In the engineering, procurement and construction (EPC) business, the key to profits is keeping the cost of equipment hiring low. Since inception, HG Infra has been building its own stock of equipment. This has helped it reduce costs and at the same time have better control on execution. Almost 50% of its capital is deployed in fixed assets, comprising mainly of equipment, without putting pressure on the balance sheet. A direct benefit of this is lower working capital requirement. It is working capital at 35 days is much lower than the industry average of about 100 days. One healthy sign of this has been that historically its debt financing has been less than equity and profits (before interest) are roughly three times more than its interest cost.
Moving the value chain
Moreover, the company is now leveraging these advantages of cost and execution capabilities to build scale.
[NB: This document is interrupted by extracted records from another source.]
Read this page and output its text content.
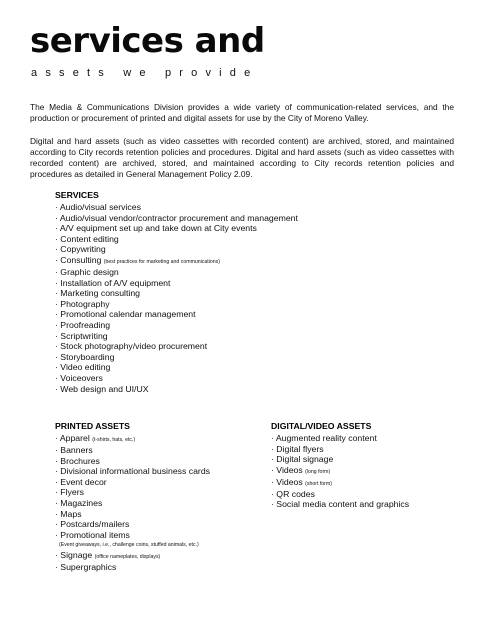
services and
assets we provide

The Media & Communications Division provides a wide variety of communication-related services, and the production or procurement of printed and digital assets for use by the City of Moreno Valley.

Digital and hard assets (such as video cassettes with recorded content) are archived, stored, and maintained according to City records retention policies and procedures. Digital and hard assets (such as video cassettes with recorded content) are archived, stored, and maintained according to City records retention policies and procedures as detailed in General Management Policy 2.09.

SERVICES
· Audio/visual services
· Audio/visual vendor/contractor procurement and management
· A/V equipment set up and take down at City events
· Content editing
· Copywriting
· Consulting (best practices for marketing and communications)
· Graphic design
· Installation of A/V equipment
· Marketing consulting
· Photography
· Promotional calendar management
· Proofreading
· Scriptwriting
· Stock photography/video procurement
· Storyboarding
· Video editing
· Voiceovers
· Web design and UI/UX
PRINTED ASSETS
· Apparel (t-shirts, hats, etc.)
· Banners
· Brochures
· Divisional informational business cards
· Event decor
· Flyers
· Magazines
· Maps
· Postcards/mailers
· Promotional items
(Event giveaways, i.e., challenge coins, stuffed animals, etc.)
· Signage (office nameplates, displays)
· Supergraphics
DIGITAL/VIDEO ASSETS
· Augmented reality content
· Digital flyers
· Digital signage
· Videos (long form)
· Videos (short form)
· QR codes
· Social media content and graphics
Starting as a sub-contractor, HG Infra has gradually built technical and financial muscles to qualify for the projects as main contractor. Today it is qualified to bid for a single EPC order of about Rs 925 crore, which will further improve with the infusion of IPO money (Rs 300 crore), to about Rs 1200 crore next year. In addition, the company will be qualified for a single hybrid annuity model (HAM) project worth Rs 1300 crore. The company has a pending order book of close to Rs 3700 crore or 3.5 times its FY17 revenues.
Outlook and valuation
In the first half of the current financial year, the company made a profit of Rs 29.3 crore. Adjusting for the IPO money (interest income) and building marginal 10% growth on the annualised profit, we arrived at a net profit of close to Rs 65 crore this year. This on an adjusted market capitalisation (net of cash) gives us a price to earnings ratio of 22 times its FY18 earnings. This is quite attractive considering the earnings growth visibility largely backed by strong order book and structural opportunities in the sector. Moreover one should also factor in the management’s conservative approach and prudent capital allocation.